Wo und wie die Künstlerin und Macherin sowohl in Neufundland als auch bei der Biennale Venedig wirkte, lässt sich kaum in einer einzigen Zeitungsveröffentlichung schildern. Einen ersten Einblick dazu gibt ihre Biografie auf der Seite von Dorothea Schrade: https://www.dorothea-schrade.de/biografie/ .
In Diepoldshofen hielt sich Dorothea Schrade nicht allein in ihrem Wohn- und Ateliergebäude am und im Pfarrhaus auf. Sie belebte den Ort. Zum Beispiel mit ihrer „Musik für den Frieden”. Zu dieser lud sie jeden Donnerstag am späten Nachmittag Tonbegeisterte zu einer halben Stunde an den Dorfbrunnen ein. „Das hat sie durchgezogen – egal bei welchem Wetter”, erinnert sich die Fotografin, Köchin und Schäferin Monika Titelius. Also eine der unzähligen Personen, denen Schrade „immer eine offene Tür” bot. Einerseits „sehr umtriebig”, habe sich Dorothea Schrade „nie als Getriebene gefühlt”.
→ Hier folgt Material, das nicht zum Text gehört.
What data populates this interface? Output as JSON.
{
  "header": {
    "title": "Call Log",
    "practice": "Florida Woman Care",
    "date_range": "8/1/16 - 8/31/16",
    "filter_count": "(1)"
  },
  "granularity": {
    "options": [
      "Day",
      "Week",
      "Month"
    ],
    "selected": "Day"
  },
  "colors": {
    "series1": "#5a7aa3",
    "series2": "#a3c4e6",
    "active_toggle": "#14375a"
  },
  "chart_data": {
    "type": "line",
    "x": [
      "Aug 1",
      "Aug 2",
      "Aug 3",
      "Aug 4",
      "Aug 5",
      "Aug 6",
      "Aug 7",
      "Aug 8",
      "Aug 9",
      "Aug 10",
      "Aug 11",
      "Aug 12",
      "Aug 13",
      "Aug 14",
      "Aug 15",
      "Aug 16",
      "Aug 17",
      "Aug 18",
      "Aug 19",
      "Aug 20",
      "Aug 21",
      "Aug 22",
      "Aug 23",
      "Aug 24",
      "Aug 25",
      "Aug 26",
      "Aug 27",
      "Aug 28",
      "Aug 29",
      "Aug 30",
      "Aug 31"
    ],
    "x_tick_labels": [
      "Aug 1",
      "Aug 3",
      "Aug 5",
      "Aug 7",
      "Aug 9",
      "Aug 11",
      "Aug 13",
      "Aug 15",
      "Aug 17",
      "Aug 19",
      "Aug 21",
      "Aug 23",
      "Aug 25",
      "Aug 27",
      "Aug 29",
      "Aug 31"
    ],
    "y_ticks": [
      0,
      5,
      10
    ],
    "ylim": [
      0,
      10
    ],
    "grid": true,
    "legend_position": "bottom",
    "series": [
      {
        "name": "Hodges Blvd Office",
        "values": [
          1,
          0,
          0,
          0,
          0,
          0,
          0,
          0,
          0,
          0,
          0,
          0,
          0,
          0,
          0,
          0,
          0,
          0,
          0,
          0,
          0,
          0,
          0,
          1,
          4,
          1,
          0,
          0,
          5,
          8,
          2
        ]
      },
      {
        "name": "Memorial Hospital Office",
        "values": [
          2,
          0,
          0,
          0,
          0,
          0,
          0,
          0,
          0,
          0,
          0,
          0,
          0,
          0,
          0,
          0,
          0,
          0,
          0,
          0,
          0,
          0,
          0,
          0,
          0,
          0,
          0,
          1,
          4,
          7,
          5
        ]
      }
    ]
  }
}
Als Monika Titelius Dorothea Schrade erstmals begegnete, spürte die Fotografin rasch: „Das ist eine Frau, die Power hat.“ „Die weiß, was sie will – und hinstehen kann.” Vorurteile von Seiten Dorotheas seien ihr nie aufgefallen, erinnert sich Titelius. Und: „Die konnte einem in die Augen schauen.”
Der Anlass für ein erstes Stelldichein Schrade-Titelius ergab ein weiteres Gebäude in Diepoldshofen: der ehemalige Gasthof „Adler”. Dort ermutigte Galeristin Schrade die Fotografin zu einer Ausstellung. „Die hat das professionell durchgezogen”, berichtet Monika Titelius. Mal mit Eintrittskarten, mal mit Pressemitteilungen – aber auch mit persönlicher Anwesenheit während der Öffnungszeiten.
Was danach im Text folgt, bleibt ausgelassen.